I don’t wait for him anymore to do things. The kids and I just go out without him. Out of courtesy I will call him and tell him what we’re doing and if he wants he can join us, but he’s always too busy. I’ve stopped doing anything for him. I no longer cook for him or do his laundry or clean up. I’ve given up. I’m just biding my time. I’m tired of fighting. I’m tired of asking him to do things. I’ve just started to do them myself.

I’m wondering if it’s bad that I really liked being away from Ryan so much. Every time he goes away, I just breathe a sigh of relief. He drives me nuts and I really hate living with him. I wish we could live in separate houses. I’m sure he wishes the same thing. Marriage sucks. It really does. I’m sure once I’m on my vitamins again I’ll change my tune, but right now I’m so annoyed at him.

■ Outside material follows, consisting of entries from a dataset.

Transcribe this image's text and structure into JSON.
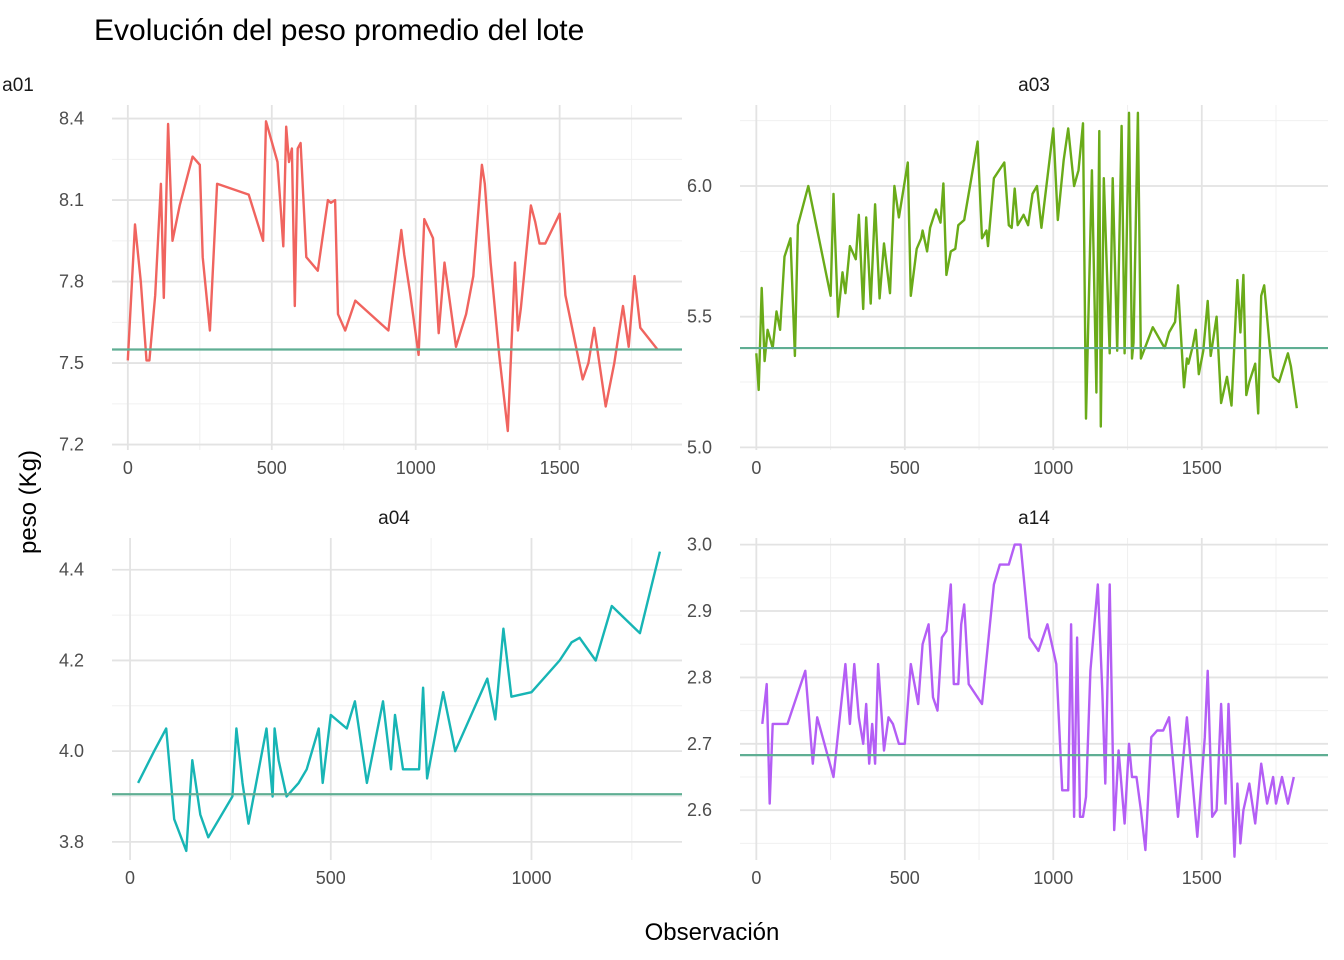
{
  "chart_data": {
    "type": "line",
    "title": "Evolución del peso promedio del lote",
    "xlabel": "Observación",
    "ylabel": "peso (Kg)",
    "grid": true,
    "legend": "none",
    "reference_line_color": "#5fae93",
    "panels": [
      {
        "name": "a01",
        "color": "#f0645f",
        "xlim": [
          -55,
          1925
        ],
        "ylim": [
          7.18,
          8.45
        ],
        "xticks": [
          0,
          500,
          1000,
          1500
        ],
        "xtick_labels": [
          "0",
          "500",
          "1000",
          "1500"
        ],
        "yticks": [
          7.2,
          7.5,
          7.8,
          8.1,
          8.4
        ],
        "ytick_labels": [
          "7.2",
          "7.5",
          "7.8",
          "8.1",
          "8.4"
        ],
        "reference": 7.55,
        "x": [
          0,
          25,
          45,
          65,
          75,
          95,
          115,
          125,
          140,
          155,
          180,
          225,
          250,
          260,
          285,
          310,
          420,
          470,
          480,
          520,
          540,
          550,
          560,
          570,
          580,
          590,
          600,
          620,
          660,
          695,
          705,
          720,
          730,
          755,
          790,
          905,
          950,
          960,
          980,
          1010,
          1030,
          1060,
          1080,
          1100,
          1140,
          1175,
          1200,
          1230,
          1240,
          1260,
          1290,
          1320,
          1345,
          1355,
          1365,
          1400,
          1415,
          1430,
          1450,
          1500,
          1520,
          1580,
          1600,
          1620,
          1660,
          1690,
          1720,
          1740,
          1760,
          1780,
          1840
        ],
        "y": [
          7.51,
          8.01,
          7.8,
          7.51,
          7.51,
          7.75,
          8.16,
          7.74,
          8.38,
          7.95,
          8.08,
          8.26,
          8.23,
          7.89,
          7.62,
          8.16,
          8.12,
          7.95,
          8.39,
          8.24,
          7.93,
          8.37,
          8.24,
          8.29,
          7.71,
          8.29,
          8.31,
          7.89,
          7.84,
          8.1,
          8.09,
          8.1,
          7.68,
          7.62,
          7.73,
          7.62,
          7.99,
          7.9,
          7.76,
          7.53,
          8.03,
          7.96,
          7.61,
          7.87,
          7.56,
          7.68,
          7.82,
          8.23,
          8.16,
          7.87,
          7.53,
          7.25,
          7.87,
          7.62,
          7.7,
          8.08,
          8.02,
          7.94,
          7.94,
          8.05,
          7.75,
          7.44,
          7.5,
          7.63,
          7.34,
          7.5,
          7.71,
          7.56,
          7.82,
          7.63,
          7.55
        ]
      },
      {
        "name": "a03",
        "color": "#6aab19",
        "xlim": [
          -55,
          1925
        ],
        "ylim": [
          4.99,
          6.31
        ],
        "xticks": [
          0,
          500,
          1000,
          1500
        ],
        "xtick_labels": [
          "0",
          "500",
          "1000",
          "1500"
        ],
        "yticks": [
          5.0,
          5.5,
          6.0
        ],
        "ytick_labels": [
          "5.0",
          "5.5",
          "6.0"
        ],
        "reference": 5.38,
        "x": [
          0,
          8,
          18,
          28,
          38,
          55,
          68,
          80,
          95,
          115,
          130,
          140,
          175,
          250,
          260,
          275,
          290,
          300,
          315,
          335,
          345,
          360,
          370,
          385,
          400,
          415,
          430,
          450,
          465,
          480,
          510,
          520,
          540,
          555,
          560,
          575,
          585,
          605,
          620,
          630,
          640,
          655,
          670,
          680,
          700,
          745,
          760,
          775,
          780,
          800,
          835,
          850,
          860,
          870,
          880,
          900,
          915,
          930,
          945,
          960,
          1000,
          1015,
          1035,
          1050,
          1070,
          1085,
          1100,
          1110,
          1130,
          1145,
          1155,
          1160,
          1170,
          1190,
          1200,
          1215,
          1230,
          1240,
          1255,
          1265,
          1270,
          1285,
          1295,
          1335,
          1375,
          1390,
          1410,
          1420,
          1440,
          1450,
          1455,
          1470,
          1480,
          1490,
          1505,
          1520,
          1530,
          1550,
          1565,
          1585,
          1600,
          1620,
          1630,
          1640,
          1650,
          1660,
          1680,
          1690,
          1700,
          1710,
          1730,
          1740,
          1760,
          1790,
          1800,
          1820
        ],
        "y": [
          5.36,
          5.22,
          5.61,
          5.33,
          5.45,
          5.38,
          5.52,
          5.45,
          5.73,
          5.8,
          5.35,
          5.85,
          6.0,
          5.58,
          5.97,
          5.5,
          5.67,
          5.59,
          5.77,
          5.72,
          5.89,
          5.53,
          5.88,
          5.55,
          5.93,
          5.57,
          5.78,
          5.59,
          6.0,
          5.88,
          6.09,
          5.58,
          5.76,
          5.8,
          5.83,
          5.75,
          5.84,
          5.91,
          5.86,
          6.01,
          5.66,
          5.75,
          5.76,
          5.85,
          5.87,
          6.17,
          5.8,
          5.83,
          5.77,
          6.03,
          6.09,
          5.85,
          5.84,
          5.99,
          5.85,
          5.89,
          5.85,
          5.97,
          6.0,
          5.84,
          6.22,
          5.87,
          6.1,
          6.22,
          6.0,
          6.06,
          6.24,
          5.11,
          6.06,
          5.21,
          6.21,
          5.08,
          6.03,
          5.36,
          6.03,
          5.37,
          6.23,
          5.36,
          6.28,
          5.34,
          5.4,
          6.28,
          5.34,
          5.46,
          5.38,
          5.44,
          5.48,
          5.62,
          5.23,
          5.34,
          5.32,
          5.39,
          5.45,
          5.28,
          5.37,
          5.56,
          5.35,
          5.5,
          5.17,
          5.27,
          5.16,
          5.64,
          5.44,
          5.66,
          5.2,
          5.25,
          5.32,
          5.13,
          5.58,
          5.62,
          5.37,
          5.27,
          5.25,
          5.36,
          5.31,
          5.15
        ],
        "xlim_note": "",
        "_unused": ""
      },
      {
        "name": "a04",
        "color": "#17b5b5",
        "xlim": [
          -45,
          1375
        ],
        "ylim": [
          3.76,
          4.47
        ],
        "xticks": [
          0,
          500,
          1000
        ],
        "xtick_labels": [
          "0",
          "500",
          "1000"
        ],
        "yticks": [
          3.8,
          4.0,
          4.2,
          4.4
        ],
        "ytick_labels": [
          "3.8",
          "4.0",
          "4.2",
          "4.4"
        ],
        "reference": 3.905,
        "x": [
          20,
          60,
          90,
          110,
          140,
          155,
          175,
          195,
          255,
          265,
          280,
          295,
          340,
          355,
          360,
          370,
          390,
          420,
          440,
          470,
          480,
          500,
          540,
          560,
          590,
          630,
          650,
          660,
          680,
          720,
          730,
          740,
          780,
          810,
          890,
          910,
          930,
          950,
          1000,
          1070,
          1100,
          1120,
          1160,
          1200,
          1270,
          1320
        ],
        "y": [
          3.93,
          4.0,
          4.05,
          3.85,
          3.78,
          3.98,
          3.86,
          3.81,
          3.9,
          4.05,
          3.93,
          3.84,
          4.05,
          3.9,
          4.05,
          3.98,
          3.9,
          3.93,
          3.96,
          4.05,
          3.93,
          4.08,
          4.05,
          4.11,
          3.93,
          4.11,
          3.96,
          4.08,
          3.96,
          3.96,
          4.14,
          3.94,
          4.13,
          4.0,
          4.16,
          4.07,
          4.27,
          4.12,
          4.13,
          4.2,
          4.24,
          4.25,
          4.2,
          4.32,
          4.26,
          4.44
        ]
      },
      {
        "name": "a14",
        "color": "#b45ef5",
        "xlim": [
          -55,
          1925
        ],
        "ylim": [
          2.525,
          3.01
        ],
        "xticks": [
          0,
          500,
          1000,
          1500
        ],
        "xtick_labels": [
          "0",
          "500",
          "1000",
          "1500"
        ],
        "yticks": [
          2.6,
          2.7,
          2.8,
          2.9,
          3.0
        ],
        "ytick_labels": [
          "2.6",
          "2.7",
          "2.8",
          "2.9",
          "3.0"
        ],
        "reference": 2.683,
        "x": [
          20,
          35,
          45,
          55,
          65,
          105,
          165,
          190,
          205,
          260,
          300,
          315,
          330,
          345,
          360,
          370,
          380,
          390,
          400,
          410,
          430,
          445,
          460,
          480,
          500,
          520,
          545,
          560,
          580,
          595,
          610,
          625,
          640,
          655,
          665,
          680,
          690,
          700,
          715,
          760,
          800,
          820,
          850,
          870,
          890,
          920,
          950,
          980,
          1010,
          1030,
          1050,
          1060,
          1070,
          1080,
          1090,
          1100,
          1110,
          1125,
          1150,
          1165,
          1175,
          1190,
          1205,
          1220,
          1240,
          1255,
          1265,
          1280,
          1295,
          1310,
          1330,
          1350,
          1370,
          1390,
          1420,
          1450,
          1485,
          1510,
          1520,
          1535,
          1550,
          1565,
          1580,
          1590,
          1610,
          1620,
          1630,
          1640,
          1660,
          1680,
          1700,
          1720,
          1740,
          1750,
          1770,
          1790,
          1810
        ],
        "y": [
          2.73,
          2.79,
          2.61,
          2.73,
          2.73,
          2.73,
          2.81,
          2.67,
          2.74,
          2.65,
          2.82,
          2.73,
          2.82,
          2.74,
          2.7,
          2.76,
          2.67,
          2.73,
          2.67,
          2.82,
          2.69,
          2.74,
          2.73,
          2.7,
          2.7,
          2.82,
          2.76,
          2.85,
          2.88,
          2.77,
          2.75,
          2.86,
          2.87,
          2.94,
          2.79,
          2.79,
          2.88,
          2.91,
          2.79,
          2.76,
          2.94,
          2.97,
          2.97,
          3.0,
          3.0,
          2.86,
          2.84,
          2.88,
          2.82,
          2.63,
          2.63,
          2.88,
          2.59,
          2.86,
          2.59,
          2.59,
          2.62,
          2.81,
          2.94,
          2.78,
          2.64,
          2.94,
          2.57,
          2.69,
          2.58,
          2.7,
          2.65,
          2.65,
          2.6,
          2.54,
          2.71,
          2.72,
          2.72,
          2.74,
          2.59,
          2.74,
          2.56,
          2.71,
          2.81,
          2.59,
          2.6,
          2.76,
          2.61,
          2.76,
          2.53,
          2.64,
          2.55,
          2.6,
          2.64,
          2.58,
          2.67,
          2.61,
          2.65,
          2.61,
          2.65,
          2.61,
          2.65
        ]
      }
    ]
  }
}
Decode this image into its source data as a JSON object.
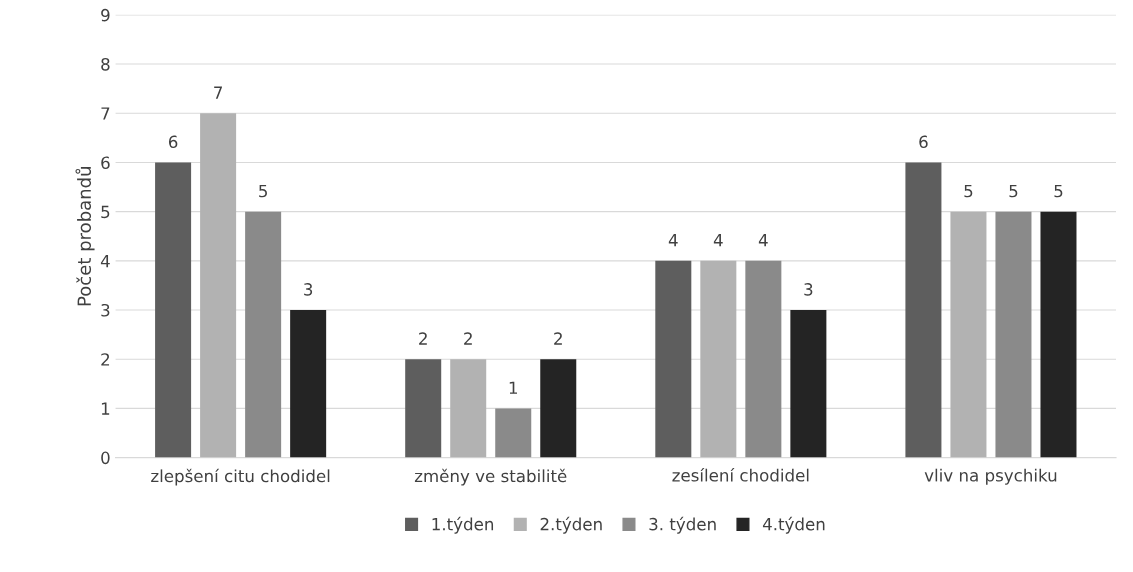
{
  "chart_data": {
    "type": "bar",
    "ylabel": "Počet probandů",
    "categories": [
      "zlepšení citu chodidel",
      "změny ve stabilitě",
      "zesílení chodidel",
      "vliv na psychiku"
    ],
    "series": [
      {
        "name": "1.týden",
        "color": "#5e5e5e",
        "values": [
          6,
          2,
          4,
          6
        ]
      },
      {
        "name": "2.týden",
        "color": "#b2b2b2",
        "values": [
          7,
          2,
          4,
          5
        ]
      },
      {
        "name": "3. týden",
        "color": "#8a8a8a",
        "values": [
          5,
          1,
          4,
          5
        ]
      },
      {
        "name": "4.týden",
        "color": "#242424",
        "values": [
          3,
          2,
          3,
          5
        ]
      }
    ],
    "ylim": [
      0,
      9
    ],
    "yticks": [
      0,
      1,
      2,
      3,
      4,
      5,
      6,
      7,
      8,
      9
    ],
    "grid": "y",
    "legend": "bottom",
    "data_labels": true
  }
}
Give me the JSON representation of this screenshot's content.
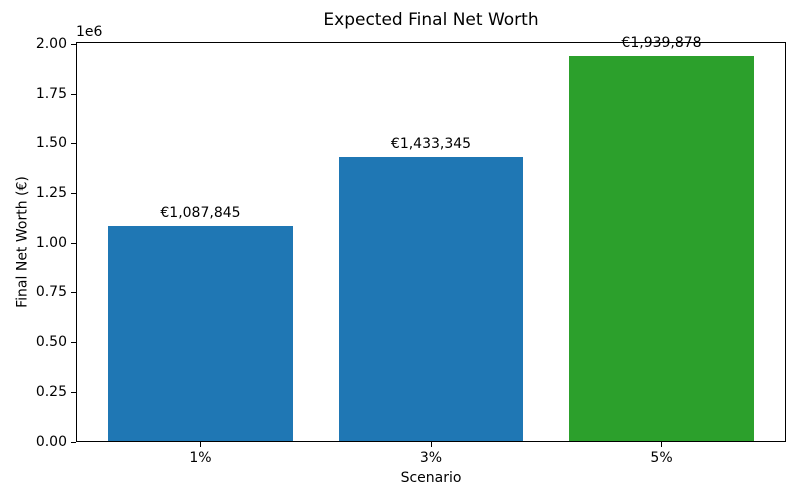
{
  "chart_data": {
    "type": "bar",
    "title": "Expected Final Net Worth",
    "xlabel": "Scenario",
    "ylabel": "Final Net Worth (€)",
    "categories": [
      "1%",
      "3%",
      "5%"
    ],
    "values": [
      1087845,
      1433345,
      1939878
    ],
    "bar_labels": [
      "€1,087,845",
      "€1,433,345",
      "€1,939,878"
    ],
    "bar_colors": [
      "#1f77b4",
      "#1f77b4",
      "#2ca02c"
    ],
    "bar_width": 0.8,
    "xlim": [
      -0.54,
      2.54
    ],
    "ylim": [
      0,
      2012600
    ],
    "y_offset_label": "1e6",
    "y_ticks": [
      {
        "value": 0,
        "label": "0.00"
      },
      {
        "value": 250000,
        "label": "0.25"
      },
      {
        "value": 500000,
        "label": "0.50"
      },
      {
        "value": 750000,
        "label": "0.75"
      },
      {
        "value": 1000000,
        "label": "1.00"
      },
      {
        "value": 1250000,
        "label": "1.25"
      },
      {
        "value": 1500000,
        "label": "1.50"
      },
      {
        "value": 1750000,
        "label": "1.75"
      },
      {
        "value": 2000000,
        "label": "2.00"
      }
    ],
    "grid": false,
    "legend_position": "none",
    "background_color": "#ffffff",
    "text_color": "#000000"
  }
}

The kids and I camped at Sandy McNab for 3 days and it was the best 3 days ever! We had so much fun! I wasn’t stressed, or angry or irritated or frustrated at all. I was blissfully happy. The kids and I just went and did whatever we wanted. It was so great! I just loved it.

I’ve been writing in a journal when I go camping. I love to sit amongst the trees, the river, bask in the sun and warmth of the day and just write. It’s so peaceful and serene camping in the mountains in Kananaskis. I love nature so much. Cities drive me crazy. It’s too chaotic for my brain.

I got to see a female deer while camping. We were able to get up to 6ft away from her before the boys screamed and ran after her. Then she bolted out of there. Ridiculous kids. I was so irked. I love Sandy McNab because the campsites are far away from each other, there was hardly anyone there, so the kids and the dog ran out and played in the trees. It was fantastic! It was so relaxing, so low stress and so beautiful. I think I’ll go back again in the middle of August.